The Timothy Walsh Foundation, doing business as Green Harvest Wellness, has applied for a license in Plymouth County. The group, whose president and CEO is Middleborough resident Timothy R. Shaw, is looking at Middleborough and some other communities as potential locations for a dispensary, according to its spokesman, Chris Reilly, who declined to offer more specifics. “Tim has a great deal of interest in the state’s medical marijuana program, and a lot of it stems from his own personal experience with patients who are sick and have gained great benefit from marijuana,” Reilly said of Shaw.

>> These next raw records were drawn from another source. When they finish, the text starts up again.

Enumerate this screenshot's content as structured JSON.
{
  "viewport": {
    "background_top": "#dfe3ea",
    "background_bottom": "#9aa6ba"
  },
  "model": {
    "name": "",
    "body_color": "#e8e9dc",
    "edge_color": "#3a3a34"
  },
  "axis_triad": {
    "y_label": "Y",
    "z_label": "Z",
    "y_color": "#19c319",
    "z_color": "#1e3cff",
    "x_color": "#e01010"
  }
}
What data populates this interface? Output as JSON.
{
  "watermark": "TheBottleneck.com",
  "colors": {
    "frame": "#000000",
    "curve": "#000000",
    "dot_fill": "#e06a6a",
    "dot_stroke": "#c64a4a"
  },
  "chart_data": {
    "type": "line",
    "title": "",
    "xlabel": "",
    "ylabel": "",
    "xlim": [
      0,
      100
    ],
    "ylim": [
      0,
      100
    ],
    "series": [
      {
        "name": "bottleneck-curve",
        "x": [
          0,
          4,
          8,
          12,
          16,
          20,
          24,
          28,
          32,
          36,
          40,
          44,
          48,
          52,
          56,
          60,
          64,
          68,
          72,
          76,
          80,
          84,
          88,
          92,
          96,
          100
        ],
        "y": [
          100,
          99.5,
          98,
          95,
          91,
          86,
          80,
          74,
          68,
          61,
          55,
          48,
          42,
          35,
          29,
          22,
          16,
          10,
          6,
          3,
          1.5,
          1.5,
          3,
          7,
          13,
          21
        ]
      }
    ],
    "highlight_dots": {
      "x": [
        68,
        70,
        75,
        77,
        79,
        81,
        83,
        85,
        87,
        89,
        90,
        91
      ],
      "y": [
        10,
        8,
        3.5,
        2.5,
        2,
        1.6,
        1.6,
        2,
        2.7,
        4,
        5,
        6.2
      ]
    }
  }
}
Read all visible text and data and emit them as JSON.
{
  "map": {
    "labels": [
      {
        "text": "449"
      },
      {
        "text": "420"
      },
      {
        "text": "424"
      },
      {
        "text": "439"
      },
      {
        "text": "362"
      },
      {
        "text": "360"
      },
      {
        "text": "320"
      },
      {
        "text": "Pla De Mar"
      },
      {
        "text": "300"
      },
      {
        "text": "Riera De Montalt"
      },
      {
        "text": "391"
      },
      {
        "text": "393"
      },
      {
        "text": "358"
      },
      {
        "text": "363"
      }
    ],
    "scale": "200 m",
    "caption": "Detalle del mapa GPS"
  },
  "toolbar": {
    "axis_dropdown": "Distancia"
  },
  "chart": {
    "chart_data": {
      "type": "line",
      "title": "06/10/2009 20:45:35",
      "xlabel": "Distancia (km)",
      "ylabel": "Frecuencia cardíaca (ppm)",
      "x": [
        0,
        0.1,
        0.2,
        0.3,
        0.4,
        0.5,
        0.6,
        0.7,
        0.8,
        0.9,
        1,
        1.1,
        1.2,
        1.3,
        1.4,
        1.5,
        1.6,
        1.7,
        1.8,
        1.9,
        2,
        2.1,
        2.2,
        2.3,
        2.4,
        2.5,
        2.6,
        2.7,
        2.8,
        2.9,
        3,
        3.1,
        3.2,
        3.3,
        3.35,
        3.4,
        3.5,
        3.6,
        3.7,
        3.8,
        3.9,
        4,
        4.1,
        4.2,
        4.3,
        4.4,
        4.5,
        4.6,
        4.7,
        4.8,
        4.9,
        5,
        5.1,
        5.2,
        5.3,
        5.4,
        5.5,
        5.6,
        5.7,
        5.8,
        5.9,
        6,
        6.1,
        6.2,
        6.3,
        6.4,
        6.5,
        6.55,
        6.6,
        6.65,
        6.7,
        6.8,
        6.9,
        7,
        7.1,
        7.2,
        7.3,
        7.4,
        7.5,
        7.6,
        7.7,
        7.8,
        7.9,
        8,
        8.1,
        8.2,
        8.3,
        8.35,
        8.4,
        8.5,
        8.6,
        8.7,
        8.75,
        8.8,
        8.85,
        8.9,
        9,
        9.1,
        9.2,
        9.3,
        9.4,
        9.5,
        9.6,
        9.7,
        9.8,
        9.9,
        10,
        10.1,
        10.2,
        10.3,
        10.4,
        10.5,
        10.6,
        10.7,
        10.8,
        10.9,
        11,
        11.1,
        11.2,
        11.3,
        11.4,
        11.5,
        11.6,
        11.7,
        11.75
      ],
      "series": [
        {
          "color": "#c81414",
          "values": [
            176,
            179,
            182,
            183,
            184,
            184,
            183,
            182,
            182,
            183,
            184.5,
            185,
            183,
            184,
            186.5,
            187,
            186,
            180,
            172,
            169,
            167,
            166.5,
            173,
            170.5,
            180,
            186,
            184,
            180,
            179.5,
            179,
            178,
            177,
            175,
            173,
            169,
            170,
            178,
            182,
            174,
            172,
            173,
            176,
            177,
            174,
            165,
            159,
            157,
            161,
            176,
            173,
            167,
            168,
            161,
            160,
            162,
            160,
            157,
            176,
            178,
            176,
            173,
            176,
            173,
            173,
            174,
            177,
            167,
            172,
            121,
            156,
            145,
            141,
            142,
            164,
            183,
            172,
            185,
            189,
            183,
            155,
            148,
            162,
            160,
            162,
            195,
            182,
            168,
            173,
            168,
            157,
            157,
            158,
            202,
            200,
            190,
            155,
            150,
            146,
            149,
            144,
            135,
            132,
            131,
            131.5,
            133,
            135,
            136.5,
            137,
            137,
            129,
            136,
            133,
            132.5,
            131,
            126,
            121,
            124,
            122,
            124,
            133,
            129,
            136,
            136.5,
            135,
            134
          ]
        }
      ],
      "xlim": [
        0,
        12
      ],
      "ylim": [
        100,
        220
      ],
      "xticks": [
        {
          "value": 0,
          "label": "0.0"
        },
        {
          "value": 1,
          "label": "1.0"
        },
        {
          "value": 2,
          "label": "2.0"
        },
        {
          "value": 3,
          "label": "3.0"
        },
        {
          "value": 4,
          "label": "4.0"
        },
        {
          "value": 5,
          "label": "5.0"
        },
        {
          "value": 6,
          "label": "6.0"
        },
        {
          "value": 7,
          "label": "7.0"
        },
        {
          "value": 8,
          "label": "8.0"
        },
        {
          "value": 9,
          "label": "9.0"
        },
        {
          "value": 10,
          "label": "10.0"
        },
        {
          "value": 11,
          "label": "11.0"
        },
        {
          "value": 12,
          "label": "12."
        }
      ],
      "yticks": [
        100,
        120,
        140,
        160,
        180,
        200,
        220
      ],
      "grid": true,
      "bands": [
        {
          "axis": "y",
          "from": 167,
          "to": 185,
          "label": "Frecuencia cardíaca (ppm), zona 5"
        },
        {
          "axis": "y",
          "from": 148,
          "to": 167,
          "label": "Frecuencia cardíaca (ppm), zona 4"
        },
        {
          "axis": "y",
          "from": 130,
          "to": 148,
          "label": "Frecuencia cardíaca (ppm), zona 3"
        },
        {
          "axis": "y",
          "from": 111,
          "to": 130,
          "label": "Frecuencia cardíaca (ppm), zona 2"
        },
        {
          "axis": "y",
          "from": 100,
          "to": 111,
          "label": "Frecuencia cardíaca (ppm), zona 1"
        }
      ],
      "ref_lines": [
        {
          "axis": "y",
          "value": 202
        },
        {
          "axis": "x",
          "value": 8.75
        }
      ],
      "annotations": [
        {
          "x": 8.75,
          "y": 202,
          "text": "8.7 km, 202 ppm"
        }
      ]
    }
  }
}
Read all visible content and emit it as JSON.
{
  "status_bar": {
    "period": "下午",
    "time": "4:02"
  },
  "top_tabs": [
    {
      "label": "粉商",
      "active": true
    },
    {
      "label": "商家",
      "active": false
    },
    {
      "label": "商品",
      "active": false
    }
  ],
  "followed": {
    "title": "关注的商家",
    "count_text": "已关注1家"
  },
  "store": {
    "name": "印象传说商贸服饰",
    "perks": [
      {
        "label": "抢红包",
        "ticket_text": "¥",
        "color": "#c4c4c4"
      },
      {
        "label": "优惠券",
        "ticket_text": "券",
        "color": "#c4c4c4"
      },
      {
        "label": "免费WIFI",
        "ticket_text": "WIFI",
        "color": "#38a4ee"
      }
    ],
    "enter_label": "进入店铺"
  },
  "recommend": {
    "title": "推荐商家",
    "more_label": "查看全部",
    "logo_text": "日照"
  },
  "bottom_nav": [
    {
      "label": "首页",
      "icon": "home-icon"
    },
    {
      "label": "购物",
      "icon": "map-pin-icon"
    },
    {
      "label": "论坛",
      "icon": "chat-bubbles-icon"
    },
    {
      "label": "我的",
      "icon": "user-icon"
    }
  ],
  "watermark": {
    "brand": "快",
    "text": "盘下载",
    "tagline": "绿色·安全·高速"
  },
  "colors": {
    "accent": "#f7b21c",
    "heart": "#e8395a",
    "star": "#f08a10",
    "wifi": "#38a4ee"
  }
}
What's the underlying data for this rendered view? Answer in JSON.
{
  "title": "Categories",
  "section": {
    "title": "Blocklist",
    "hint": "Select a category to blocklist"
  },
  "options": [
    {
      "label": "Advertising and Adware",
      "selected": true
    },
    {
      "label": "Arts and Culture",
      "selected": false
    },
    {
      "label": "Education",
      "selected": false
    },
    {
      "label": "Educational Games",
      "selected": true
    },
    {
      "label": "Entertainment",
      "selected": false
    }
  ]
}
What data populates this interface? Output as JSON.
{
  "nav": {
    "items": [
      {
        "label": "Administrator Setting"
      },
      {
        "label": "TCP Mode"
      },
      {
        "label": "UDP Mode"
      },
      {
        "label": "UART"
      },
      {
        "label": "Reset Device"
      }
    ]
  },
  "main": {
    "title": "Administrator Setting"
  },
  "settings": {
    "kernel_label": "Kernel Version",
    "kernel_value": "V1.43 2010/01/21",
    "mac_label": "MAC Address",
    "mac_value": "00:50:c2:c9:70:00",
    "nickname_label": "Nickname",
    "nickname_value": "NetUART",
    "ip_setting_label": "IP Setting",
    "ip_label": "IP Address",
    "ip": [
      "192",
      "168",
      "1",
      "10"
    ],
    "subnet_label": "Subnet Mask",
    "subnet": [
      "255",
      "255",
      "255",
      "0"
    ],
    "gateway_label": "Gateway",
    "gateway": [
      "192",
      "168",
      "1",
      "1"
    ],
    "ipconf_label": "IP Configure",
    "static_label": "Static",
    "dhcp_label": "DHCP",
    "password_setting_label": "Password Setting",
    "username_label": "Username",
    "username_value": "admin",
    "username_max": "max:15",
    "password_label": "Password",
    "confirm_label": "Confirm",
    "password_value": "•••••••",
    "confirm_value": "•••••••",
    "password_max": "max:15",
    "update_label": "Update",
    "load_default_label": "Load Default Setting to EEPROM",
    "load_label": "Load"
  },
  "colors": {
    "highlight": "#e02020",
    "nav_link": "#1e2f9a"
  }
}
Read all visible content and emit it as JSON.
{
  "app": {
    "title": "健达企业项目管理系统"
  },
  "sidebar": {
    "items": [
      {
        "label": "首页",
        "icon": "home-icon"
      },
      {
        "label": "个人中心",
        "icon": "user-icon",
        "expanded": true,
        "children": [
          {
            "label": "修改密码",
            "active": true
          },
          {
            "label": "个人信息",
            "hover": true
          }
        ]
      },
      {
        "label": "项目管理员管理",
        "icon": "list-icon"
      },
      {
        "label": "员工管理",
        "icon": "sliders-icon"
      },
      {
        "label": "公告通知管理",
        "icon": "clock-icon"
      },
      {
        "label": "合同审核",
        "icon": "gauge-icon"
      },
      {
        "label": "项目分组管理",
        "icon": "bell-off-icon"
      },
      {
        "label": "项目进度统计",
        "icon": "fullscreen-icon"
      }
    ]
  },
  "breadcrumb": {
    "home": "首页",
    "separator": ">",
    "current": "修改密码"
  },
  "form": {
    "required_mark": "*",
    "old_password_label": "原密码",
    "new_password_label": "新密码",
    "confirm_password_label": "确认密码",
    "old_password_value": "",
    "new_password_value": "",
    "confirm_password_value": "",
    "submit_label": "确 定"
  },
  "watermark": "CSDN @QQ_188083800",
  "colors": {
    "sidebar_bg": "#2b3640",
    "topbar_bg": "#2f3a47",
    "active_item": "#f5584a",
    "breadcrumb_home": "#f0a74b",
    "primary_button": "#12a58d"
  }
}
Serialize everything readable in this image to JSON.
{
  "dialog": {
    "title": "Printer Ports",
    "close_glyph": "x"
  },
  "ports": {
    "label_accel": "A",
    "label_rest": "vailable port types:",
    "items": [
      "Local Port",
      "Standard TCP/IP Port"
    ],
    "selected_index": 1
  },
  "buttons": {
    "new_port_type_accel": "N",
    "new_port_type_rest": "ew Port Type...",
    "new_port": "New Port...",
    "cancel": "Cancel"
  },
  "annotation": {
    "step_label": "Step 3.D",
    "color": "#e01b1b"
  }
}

Striar Center for Compassionate Care seeks to open three dispensaries, one in Middlesex, Suffolk, and Plymouth counties. The group is not ready to identify communities on which it is focusing, said Jonathan C. Rutley, of Sharon, an attorney and board member. The group’s president is Brian M. Striar, a Sharon resident whose family founded the former Striar Jewish Community Center in Stoughton.
Rutley said board members have personally or had a family member experience conditions that might have been eased by medical marijuana.
He said the group hopes to overcome concerns about a dispensary by educating the public about what the plan would entail, and by “honoring their concerns and having a discussion about how they can be addressed.”
Some applicants say they have encountered banks that will not lend to them, insurance companies that will not insure them, and real estate companies that will not show buildings.
“You’re doing something new here. As a result, there’s a lot of ambiguity,” said Fotis Loulourgas, whose team applied for a license in Norfolk County to open up G2 New England Inc.
Loulourgas said his 13-person team, which includes people with medical, charity, security, farming, and business backgrounds, has a conditional lease for a building in Randolph.
He said his group has $1 million in capital, double the state’s minimum requirement, and hopes to open an enviromentally friendly combination growing site and dispensary that would use solar power to run the grow-lights and electric cars to deliver the medical marijuana to patients who cannot pick it up. The team is looking into the viability of using an ancient growing system that uses fish, not chemicals, to fertilize the plants.
The dispensary he envisions, he said, would support 3,000 patients receiving the maximum amount of marijuana defined by the state.